Mudhoney live in Berlin: Kraft und Krach

Die Grungerock-Pioniere Mudhoney werfen sich im Berliner Lido mit großer Hingabe in ihre bohrenden Soundscapes und halb betäubten Exzesse.

Mudhoney erinnern an schöne Momente der Vergangenheit, kleine Niemandsländer von ein paar Tagen oder Wochen, Zeiten ohne Schlaf, ein Leben ohne Gesetz und Naturgesetz – jedenfalls wird einem nie schlecht. Kurt Cobain ist tot und die langen Haare sind ab, aber das große Kopfschütteln ist noch nicht vorbei und aus der Ferne raunzt einen Mark Arm an, Sänger der Band, die mit „Touch Me I’m Sick“ den stilbildenden Grunge-Klassiker geschrieben hat. 1988, drei Jahre bevor „Nevermind“ von Nirvana wie ein Meteorit im Popuniversum einschlug, schleuderten Mudhoney ihre epochale Debüt- EP „Superfuzz Bigmuff“ in die Welt und legten damit den Grundstein für eine Rockmusik, die eine ganze Generation neu definiert hat. Noch vor dem Mauerfall trat die Band aus Seattle bei den Berlin Independence Days auf, mit jugendlichem Übermut und wehendem Langhaar.

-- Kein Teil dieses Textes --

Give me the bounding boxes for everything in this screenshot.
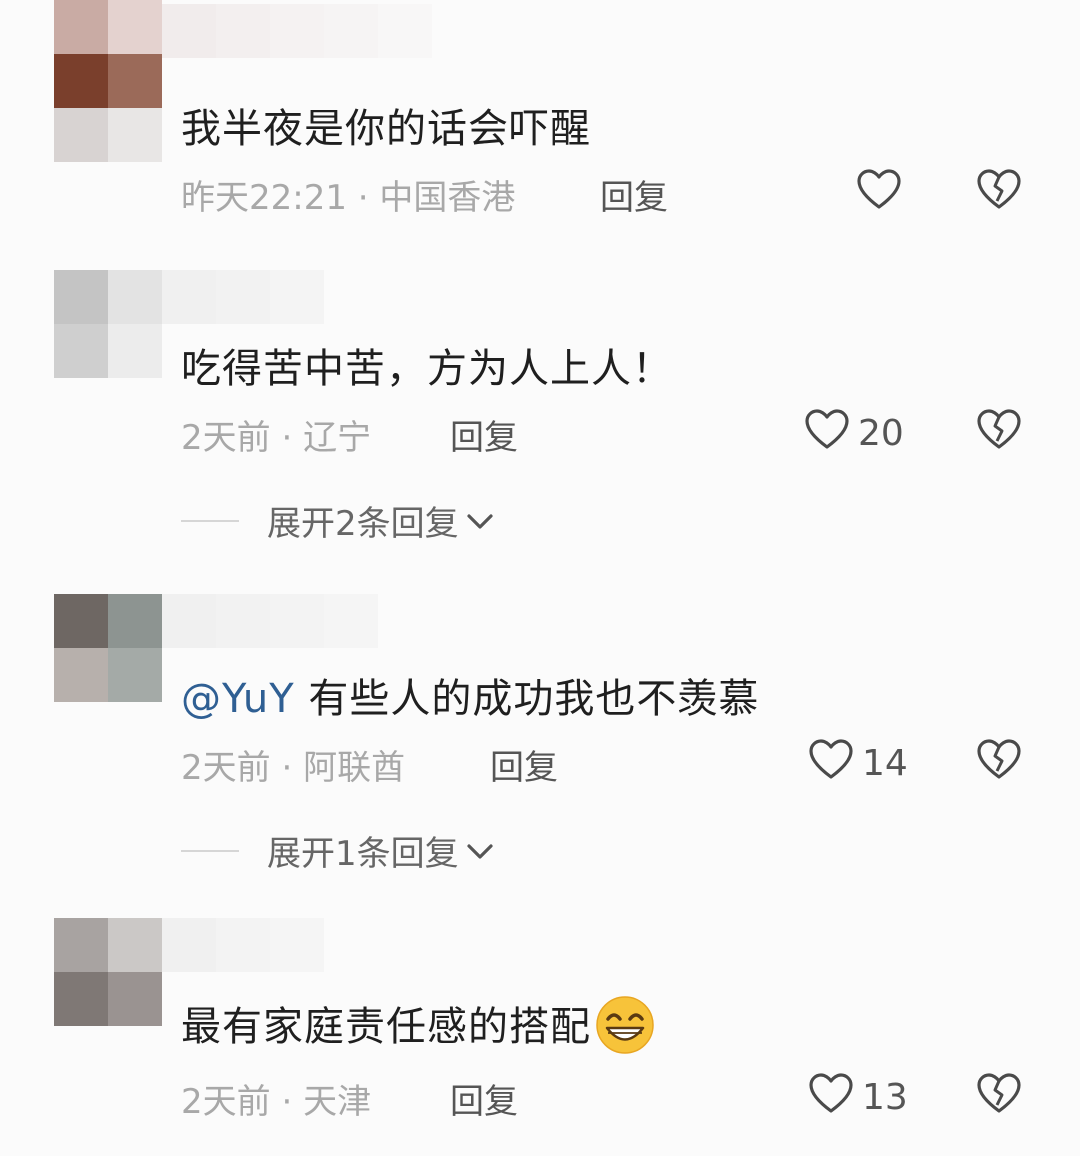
like-button[interactable]: 20 [804,408,904,459]
like-button[interactable]: 13 [808,1072,908,1123]
comment-body: 吃得苦中苦，方为人上人！ [181,346,673,392]
comment-time: 2天前 [181,1082,271,1122]
dislike-button[interactable] [976,408,1022,454]
expand-replies-label: 展开1条回复 [267,834,459,874]
avatar[interactable] [54,0,162,108]
expand-replies-label: 展开2条回复 [267,504,459,544]
avatar-lower [54,108,162,162]
heart-outline-icon [856,168,902,219]
reply-button[interactable]: 回复 [450,1074,518,1123]
divider-line [181,519,239,522]
like-count: 14 [862,743,908,784]
username-blurred[interactable] [162,4,432,58]
username-blurred[interactable] [162,594,378,648]
like-button[interactable]: 14 [808,738,908,789]
reply-button[interactable]: 回复 [450,410,518,459]
comment-time: 昨天22:21 [181,178,347,218]
comment-text: 最有家庭责任感的搭配 [181,994,655,1059]
comment-text: 我半夜是你的话会吓醒 [181,96,591,154]
comment-time: 2天前 [181,418,271,458]
grinning-face-emoji [595,995,655,1055]
heart-outline-icon [808,1072,854,1123]
heart-outline-icon [804,408,850,459]
expand-replies-button[interactable]: 展开1条回复 [181,826,495,875]
comment-body: 最有家庭责任感的搭配 [181,1004,591,1050]
dislike-button[interactable] [976,738,1022,784]
comment-meta: 昨天22:21 · 中国香港 [181,170,515,219]
username-blurred[interactable] [162,270,324,324]
user-mention-link[interactable]: @YuY [181,676,295,722]
comment-location: 阿联酋 [303,748,406,788]
avatar[interactable] [54,594,162,702]
comment-location: 中国香港 [379,178,516,218]
chevron-down-icon [459,501,495,541]
comment-body: 有些人的成功我也不羡慕 [308,676,760,722]
avatar[interactable] [54,270,162,378]
comment-list: 我半夜是你的话会吓醒 昨天22:21 · 中国香港 回复 吃得苦中苦，方为人上人 [0,0,1080,1156]
broken-heart-icon [976,1073,1022,1118]
like-button[interactable] [856,168,910,219]
like-count: 20 [858,413,904,454]
meta-separator: · [270,1082,304,1122]
heart-outline-icon [808,738,854,789]
broken-heart-icon [976,169,1022,214]
like-count: 13 [862,1077,908,1118]
username-blurred[interactable] [162,918,324,972]
comment-location: 辽宁 [303,418,372,458]
meta-separator: · [270,748,304,788]
comment-meta: 2天前 · 阿联酋 [181,740,405,789]
comment-time: 2天前 [181,748,271,788]
comment-meta: 2天前 · 辽宁 [181,410,371,459]
comment-meta: 2天前 · 天津 [181,1074,371,1123]
divider-line [181,849,239,852]
meta-separator: · [270,418,304,458]
comment-text: @YuY 有些人的成功我也不羡慕 [181,666,759,724]
dislike-button[interactable] [976,168,1022,214]
reply-button[interactable]: 回复 [490,740,558,789]
comment-location: 天津 [303,1082,372,1122]
avatar[interactable] [54,918,162,1026]
dislike-button[interactable] [976,1072,1022,1118]
meta-separator: · [346,178,380,218]
broken-heart-icon [976,409,1022,454]
comment-text: 吃得苦中苦，方为人上人！ [181,336,673,394]
comment-body: 我半夜是你的话会吓醒 [181,106,591,152]
chevron-down-icon [459,831,495,871]
broken-heart-icon [976,739,1022,784]
reply-button[interactable]: 回复 [600,170,668,219]
expand-replies-button[interactable]: 展开2条回复 [181,496,495,545]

28 Jahre später wartet im Lido die hiesige Fangemeinde, um zu überprüfen, ob die Grunge-Veteranen noch mit alter Kraft ihren überfallartigen Krach praktizieren. „Guten Abend, meine Damen und Herren“, begrüßt Mark Arm die Fans, sonst klingt alles wie gehabt: Die Rhythmusgruppe um den 2001 hinzugekommenen Bassisten Guy Maddison und den phänomenalen Wirbelsturmtrommler Dan Peters baut ordentlich Druck auf, Steve Turner verknotet das Gerumpel mit energisch sägenden Gitarren-Fuzz-Attacken, während Arm die zweite Gitarre schüttelt und sich mit ungebrochener Rabauken- Identität durch die ewigen Zweifel nölt, die einen Garagenrocker im Umgang mit sich selbst und der schnöden Welt so umtreiben.

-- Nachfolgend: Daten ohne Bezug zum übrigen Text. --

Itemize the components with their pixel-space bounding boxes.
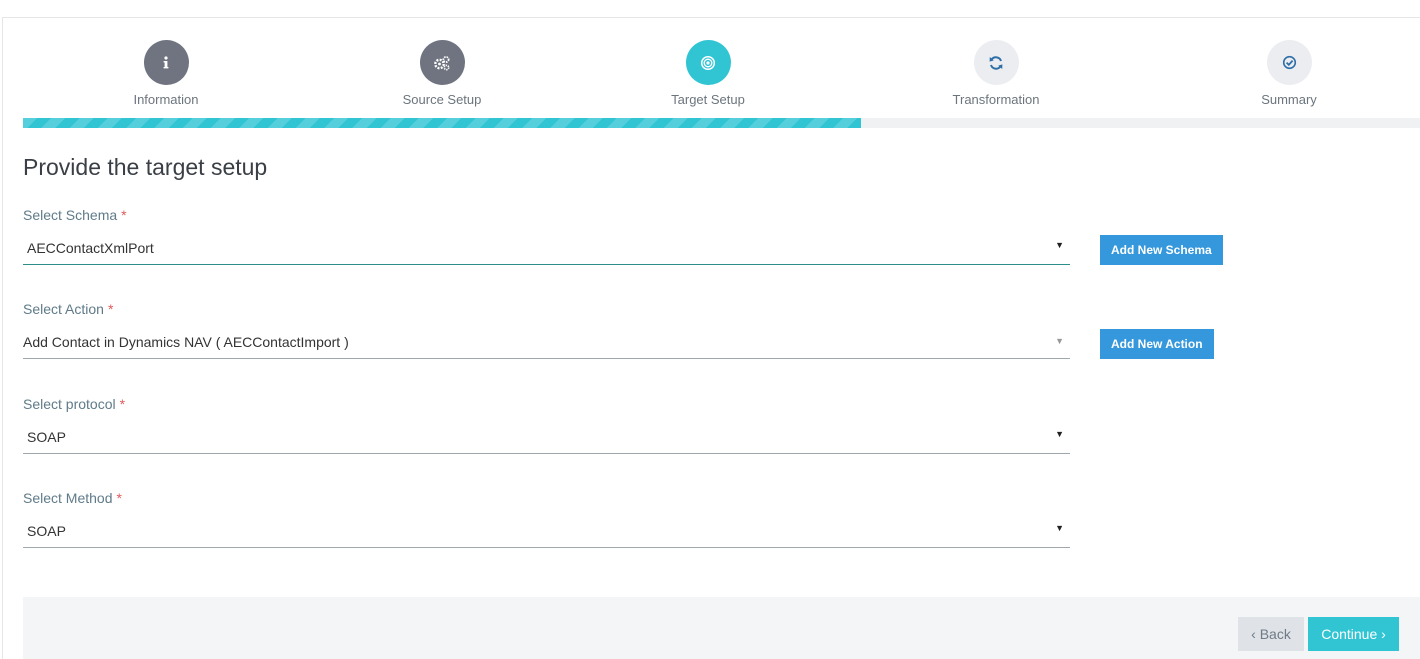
step-label: Source Setup	[402, 92, 482, 107]
gears-icon	[419, 40, 465, 85]
action-label-text: Select Action	[23, 301, 104, 317]
wizard-footer	[23, 597, 1420, 659]
step-label: Summary	[1261, 92, 1317, 107]
add-new-schema-button[interactable]: Add New Schema	[1100, 235, 1223, 265]
step-summary[interactable]: Summary	[1209, 40, 1369, 107]
schema-select-value: AECContactXmlPort	[27, 240, 154, 256]
schema-field-label: Select Schema *	[23, 207, 127, 223]
protocol-label-text: Select protocol	[23, 396, 116, 412]
method-select-value: SOAP	[27, 523, 66, 539]
protocol-select[interactable]: SOAP ▼	[23, 420, 1070, 454]
caret-down-icon: ▼	[1055, 336, 1064, 346]
step-transformation[interactable]: Transformation	[916, 40, 1076, 107]
required-marker: *	[116, 490, 122, 506]
required-marker: *	[121, 207, 127, 223]
page-title: Provide the target setup	[23, 154, 268, 180]
required-marker: *	[119, 396, 126, 412]
add-new-action-button[interactable]: Add New Action	[1100, 329, 1214, 359]
back-button[interactable]: ‹ Back	[1238, 617, 1304, 651]
schema-label-text: Select Schema	[23, 207, 118, 223]
step-information[interactable]: Information	[86, 40, 246, 107]
required-marker: *	[107, 301, 114, 317]
method-field-label: Select Method *	[23, 490, 122, 506]
wizard-progress-fill	[23, 118, 861, 128]
check-circle-icon	[1266, 40, 1312, 85]
step-label: Target Setup	[671, 92, 745, 107]
step-target-setup[interactable]: Target Setup	[628, 40, 788, 107]
caret-down-icon: ▼	[1055, 240, 1064, 250]
step-source-setup[interactable]: Source Setup	[362, 40, 522, 107]
action-select[interactable]: Add Contact in Dynamics NAV ( AECContact…	[23, 325, 1070, 359]
refresh-icon	[973, 40, 1019, 85]
protocol-select-value: SOAP	[27, 429, 66, 445]
wizard-progress-bar	[23, 118, 1420, 128]
step-label: Information	[133, 92, 199, 107]
info-icon	[143, 40, 189, 85]
step-label: Transformation	[952, 92, 1040, 107]
method-label-text: Select Method	[23, 490, 113, 506]
continue-button[interactable]: Continue ›	[1308, 617, 1399, 651]
target-icon	[685, 40, 731, 85]
caret-down-icon: ▼	[1055, 523, 1064, 533]
caret-down-icon: ▼	[1055, 429, 1064, 439]
method-select[interactable]: SOAP ▼	[23, 514, 1070, 548]
action-field-label: Select Action *	[23, 301, 113, 317]
schema-select[interactable]: AECContactXmlPort ▼	[23, 231, 1070, 265]
action-select-value: Add Contact in Dynamics NAV ( AECContact…	[23, 334, 349, 350]
protocol-field-label: Select protocol *	[23, 396, 125, 412]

Alte Hits und ein paar Songs vom letzten Album

Dabei kommt zum Tragen, was die Band stets ausgezeichnet hat: Obwohl definitiv Punkrock, bescheiden sich Mudhoney nicht mit dem Drei-Akkord- Schema, sondern leiern es nach allen Seiten aus, um dann das Ausgeleierte wieder einzukochen, sodass sie am Ende als originäre Grunge-Ästheten dastehen, die noch mal demonstrieren, wie Punkrock eigentlich gemeint gewesen ist. In ihren technischen Fähigkeiten durchaus limitiert, schmeißt sich die Band mit grandioser Hingabe in die Drehungen und Wendungen ihrer bohrenden Soundscapes und halb betäubten Exzesse. Neben einigen neueren Songs wie dem an Bowie erinnernden „What To Do With The Neutral“ vom letzten Album „Vanishing Point“ (2013) enthält die Setlist auch die alten Klopper, die tief in die Körper ihrer Anhänger eingedrungen sind und sich dort abgelagert haben: „Suck You Dry“, „Sweet Young Thing“, „In ’N Out Of Grace“ und natürlich „Touch Me I’m Sick“.

Hundert Minuten dauert der Spaß. Ein unvergesslicher Abend in einer hochprozentigen Wolke aus Schweiß und Bier, mit herzergreifenden Harmoniegesängen und anderen liebevoll hingebretterten Erinnerungen. Smells like Teen Spirit? No, it’s Mudhoney! Schön zu hören, dass es das noch gibt und sich regt, wenn man es braucht.